Project

A review to document and characterize the aggregation models used in agricultural value chains for biofortified crops globally and within the Commercialisation of Biofortified Crops (“CBC”) programme.

Acronym
GAIN 2022
Code
41Y06722
Duration
21 November 2022 → 28 February 2023
Funding
European funding: various
Research disciplines
  • Social sciences
    • Agricultural and natural resource economics, environmental and ecological economics
    • Business management
    • Logistics and supply chain management
    • Marketing channels and retailing
    • Marketing models
Keywords
Biofortification Scoping review in-depth interviews Agricultural value chains Farmers
 
Project description

Through the Commercialising Biofortified Crops (CBC) programme, GAIN and HarvestPlus share an ambition to expand coverage of biofortified nutrient dense foods to at least 190 million consumers by 2022. The current focus will be on biofortified varieties of six highly promising crops, developed by HarvestPlus and its partners.
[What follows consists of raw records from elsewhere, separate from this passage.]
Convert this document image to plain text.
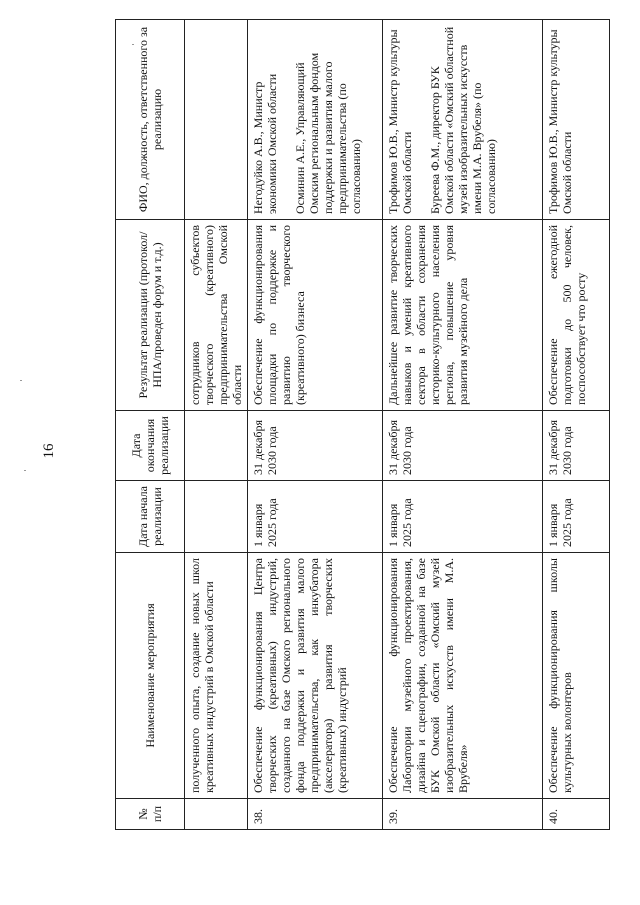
16
№ п/п	Наименование мероприятия	Дата начала реализации	Дата окончания реализации	Результат реализации (протокол/НПА/проведен форум и т.д.)	ФИО, должность, ответственного за реализацию
	полученного опыта, создание новых школ креативных индустрий в Омской области			сотрудников субъектов творческого (креативного) предпринимательства Омской области	
38.	Обеспечение функционирования Центра творческих (креативных) индустрий, созданного на базе Омского регионального фонда поддержки и развития малого предпринимательства, как инкубатора (акселератора) развития творческих (креативных) индустрий	1 января 2025 года	31 декабря 2030 года	Обеспечение функционирования площадки по поддержке и развитию творческого (креативного) бизнеса	Негодуйко А.В., Министр экономики Омской области Осминин А.Е., Управляющий Омским региональным фондом поддержки и развития малого предпринимательства (по согласованию)
39.	Обеспечение функционирования Лаборатории музейного проектирования, дизайна и сценографии, созданной на базе БУК Омской области «Омский музей изобразительных искусств имени М.А. Врубеля»	1 января 2025 года	31 декабря 2030 года	Дальнейшее развитие творческих навыков и умений креативного сектора в области сохранения историко-культурного населения региона, повышение уровня развития музейного дела	Трофимов Ю.В., Министр культуры Омской области Буреева Ф.М., директор БУК Омской области «Омский областной музей изобразительных искусств имени М.А. Врубеля» (по согласованию)
40.	Обеспечение функционирования школы культурных волонтеров	1 января 2025 года	31 декабря 2030 года	Обеспечение ежегодной подготовки до 500 человек, поспособствует что росту	Трофимов Ю.В., Министр культуры Омской области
These crops form the frontline cluster of sentinel nutritious staple crops to be considered for commercialisation at scale by the partnership. 
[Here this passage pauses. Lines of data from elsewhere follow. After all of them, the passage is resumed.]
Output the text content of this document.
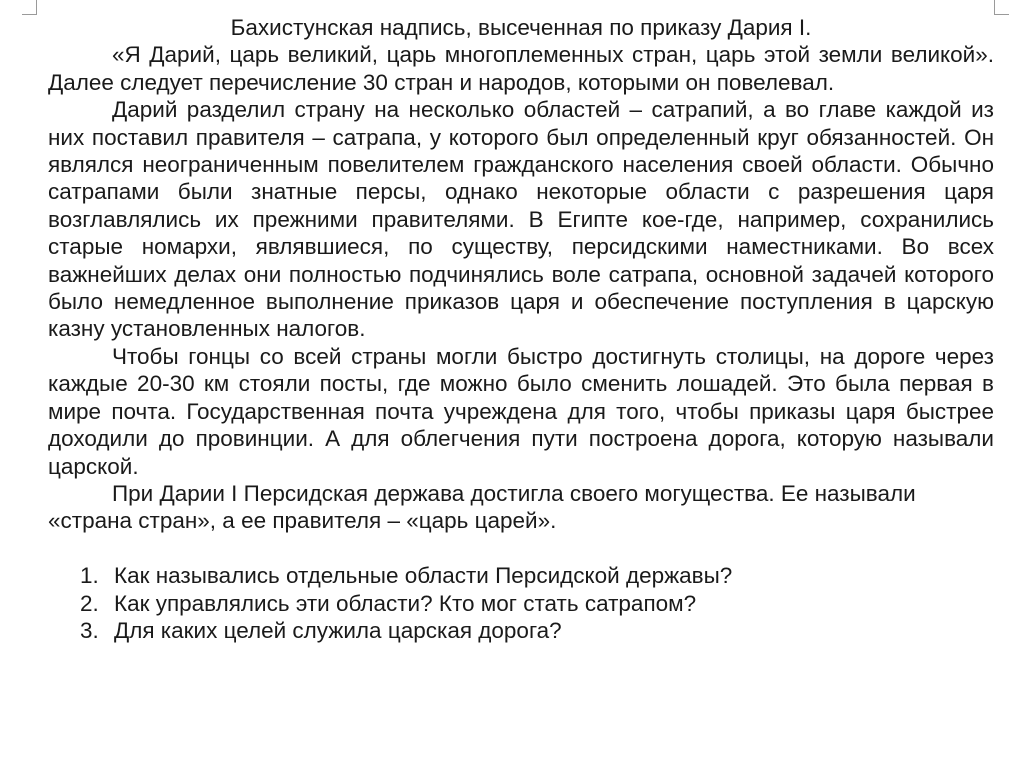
Бахистунская надпись, высеченная по приказу Дария I.

«Я Дарий, царь великий, царь многоплеменных стран, царь этой земли великой». Далее следует перечисление 30 стран и народов, которыми он повелевал.

Дарий разделил страну на несколько областей – сатрапий, а во главе каждой из них поставил правителя – сатрапа, у которого был определенный круг обязанностей. Он являлся неограниченным повелителем гражданского населения своей области. Обычно сатрапами были знатные персы, однако некоторые области с разрешения царя возглавлялись их прежними правителями. В Египте кое-где, например, сохранились старые номархи, являвшиеся, по существу, персидскими наместниками. Во всех важнейших делах они полностью подчинялись воле сатрапа, основной задачей которого было немедленное выполнение приказов царя и обеспечение поступления в царскую казну установленных налогов.

Чтобы гонцы со всей страны могли быстро достигнуть столицы, на дороге через каждые 20-30 км стояли посты, где можно было сменить лошадей. Это была первая в мире почта. Государственная почта учреждена для того, чтобы приказы царя быстрее доходили до провинции. А для облегчения пути построена дорога, которую называли царской.

При Дарии I Персидская держава достигла своего могущества. Ее называли «страна стран», а ее правителя – «царь царей».

1. Как назывались отдельные области Персидской державы?
2. Как управлялись эти области? Кто мог стать сатрапом?
3. Для каких целей служила царская дорога?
in the frame of the CBC-programme, the main objective of this project is to undertake a review to document and characterise the aggregation models used in agricultural value chains for biofortified crops globally and within the CBC programme.
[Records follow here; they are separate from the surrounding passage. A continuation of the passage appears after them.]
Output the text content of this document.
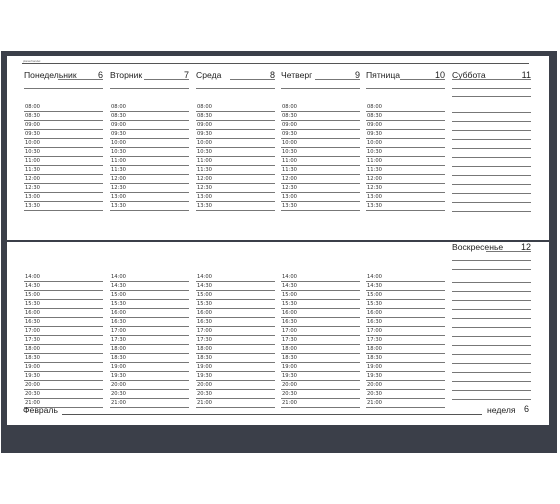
planerhandel
Понедельник 6
08:00
08:30
09:00
09:30
10:00
10:30
11:00
11:30
12:00
12:30
13:00
13:30
Вторник	7
08:00
08:30
09:00
09:30
10:00
10:30
11:00
11:30
12:00
12:30
13:00
13:30
Среда	8
08:00
08:30
09:00
09:30
10:00
10:30
11:00
11:30
12:00
12:30
13:00
13:30
Четверг	9
08:00
08:30
09:00
09:30
10:00
10:30
11:00
11:30
12:00
12:30
13:00
13:30
Пятница	10
08:00
08:30
09:00
09:30
10:00
10:30
11:00
11:30
12:00
12:30
13:00
13:30
Суббота	11
14:00
14:30
15:00
15:30
16:00
16:30
17:00
17:30
18:00
18:30
19:00
19:30
20:00
20:30
21:00
14:00
14:30
15:00
15:30
16:00
16:30
17:00
17:30
18:00
18:30
19:00
19:30
20:00
20:30
21:00
14:00
14:30
15:00
15:30
16:00
16:30
17:00
17:30
18:00
18:30
19:00
19:30
20:00
20:30
21:00
14:00
14:30
15:00
15:30
16:00
16:30
17:00
17:30
18:00
18:30
19:00
19:30
20:00
20:30
21:00
14:00
14:30
15:00
15:30
16:00
16:30
17:00
17:30
18:00
18:30
19:00
19:30
20:00
20:30
21:00
Воскресенье 12
Февраль	неделя 6
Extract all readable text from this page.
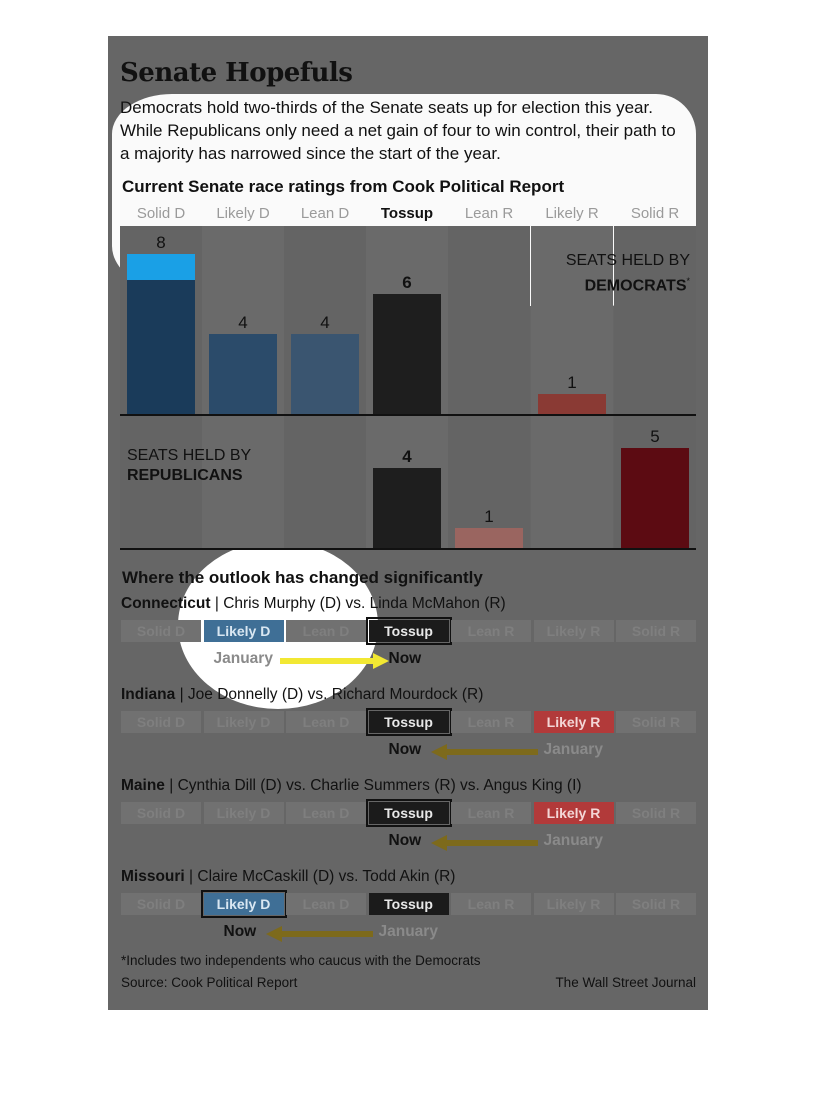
Senate Hopefuls

Democrats hold two-thirds of the Senate seats up for election this year. While Republicans only need a net gain of four to win control, their path to a majority has narrowed since the start of the year.

Current Senate race ratings from Cook Political Report

Solid D	Likely D	Lean D	Tossup	Lean R	Likely R	Solid R
8
4	4
6
1
4
1
5
SEATS HELD BY
DEMOCRATS*
SEATS HELD BY
REPUBLICANS

Where the outlook has changed significantly

Connecticut | Chris Murphy (D) vs. Linda McMahon (R)
Solid D	Likely D	Lean D	Tossup	Lean R	Likely R	Solid R
Now
January
Indiana | Joe Donnelly (D) vs. Richard Mourdock (R)
Solid D	Likely D	Lean D	Tossup	Lean R	Likely R	Solid R
Now	January
Maine | Cynthia Dill (D) vs. Charlie Summers (R) vs. Angus King (I)
Solid D	Likely D	Lean D	Tossup	Lean R	Likely R	Solid R
Now	January
Missouri | Claire McCaskill (D) vs. Todd Akin (R)
Solid D	Likely D	Lean D	Tossup	Lean R	Likely R	Solid R
Now	January
*Includes two independents who caucus with the Democrats
Source: Cook Political Report	The Wall Street Journal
The specific research questions are:
1. What types of aggregation models are used in agricultural value chains for biofortified crops globally and what are their characteristics (e.g., category/type, actors involved, resources required) and aims (e.g., to improve production, supply, efficiencies, profitability)?
2. Within these models, what are the barriers and enablers to achieving the intended effects?
3. Which aggregation models would be most applicable to the commercialisation of biofortified crops?
4. To what extent did the aggregation models used under the CBC programme fit into these categories and achieve the intended effects, and if not, how could they be improved moving forward?